Hansen’s daily regimen of needles, meds and blood tests is a lot for anyone to handle, but it can be overwhelming for an elderly widow with multiple chronic illnesses. A few years ago she began participating in a study of more than 3,000 Utah geriatric patients with chronic health care problems, a third of whom received a new highly managed, personalized program of care. The results, published last month in the journal of the American Geriatrics Society, showed decreased rates of mortality and hospitalization among those enrolled in the special program, known as Care Management Plus.

In CMP, a specially trained nurse, or care manager, shepherds a chronically ill person’s primary care to ensure the patient is getting lab work done on time, taking meds at appropriate times and doses, and making optimal lifestyle choices. The system cut costs by shifting work loads from geriatric specialists to nurses.

"Family practice and internal

medicine physicians are drowning in the huge number of things to consider for their patients, especially those with multiple conditions and medications," said co-author Cherie Brunker, Intermountain geriatric chief and a professor of geriatric medicine at the University of Utah’s Center on Aging. "Computer tools and a specially trained care manager can make all the difference."

Medical informatics, which helps care managers stay on top of their patients’ medical histories and care protocols, plays a big role, said lead author David Dorr, an assistant professor of medical informatics and clinical epidemiology at the Oregon Health and Science University in Portland.

"The care manager is embedded in the team and the clinic is run more efficiently as well," said Dorr. "For patients with complex chronic illness, it saves $70,000 per clinic per year."
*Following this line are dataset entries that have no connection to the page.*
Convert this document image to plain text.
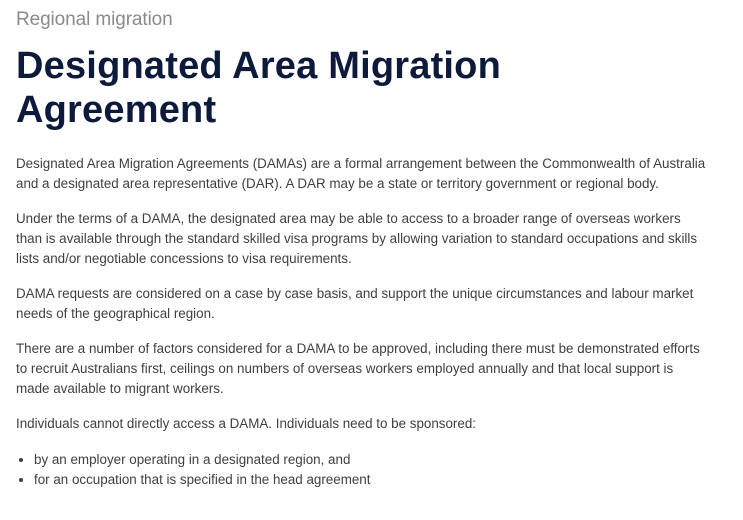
Regional migration
Designated Area Migration
Agreement

Designated Area Migration Agreements (DAMAs) are a formal arrangement between the Commonwealth of Australia and a designated area representative (DAR). A DAR may be a state or territory government or regional body.

Under the terms of a DAMA, the designated area may be able to access to a broader range of overseas workers than is available through the standard skilled visa programs by allowing variation to standard occupations and skills lists and/or negotiable concessions to visa requirements.

DAMA requests are considered on a case by case basis, and support the unique circumstances and labour market needs of the geographical region.

There are a number of factors considered for a DAMA to be approved, including there must be demonstrated efforts to recruit Australians first, ceilings on numbers of overseas workers employed annually and that local support is made available to migrant workers.

Individuals cannot directly access a DAMA. Individuals need to be sponsored:

• by an employer operating in a designated region, and
• for an occupation that is specified in the head agreement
The study’s findings hold great promise for improving the quality of life for elderly patients while lowering care costs, observers say. The researchers said seniors account for 83 percent of all care spending; two-thirds of them suffer from multiple chronic illnesses. Those with two or more conditions are eight times as likely to die within one year as their age-matched peers; those with three conditions are 40 times more likely to be hospitalized than a peer with just one condition, according to Dorr and his colleagues.

Dorr was studying informatics as a fellow at the University of Utah School of Medicine in 2004 when the study was organized under a grant from the John A. Hartford Foundation. The foundation has since provided a grant to launch CMP programs elsewhere. The Oregon team has so far trained 50 clinics, including 15 in Utah, with more on the way.

"The care managers really added another dimension of care," Brunker said. "It really rounds out the care that physicians provide. I definitely see the value of team members that are able to address patients’ individual needs. It complements the work of the physician really nicely."

Added Ann Larsen, a care manager with Intermountain’s Herefordshire clinic in Roy: "It’s all about team work. We don’t just treat the episodes, we treat the whole patient and their family over the course of their life. A majority of care is one on one. Our goal is prevention, wellness, and independence."

Larsen leads monthly seminars for her patients and teaches them how to manage their illnesses, which can present frightening symptoms at times.

"I lose my energy when my blood sugar goes down," Hansen said. "When it goes up I’m so thirsty and tired, but it’s a different kind of tired than when it’s down."

But Hansen has not been hospitalized for her diabetes, thanks in part to the little tricks Larsen taught her, like keeping orange juice handy to counter blood sugar crashes.

"It went to 36 last night and it was so horrible. I couldn’t think to call any of my kids," she said. "I took care of it. Attitude is a big part of it."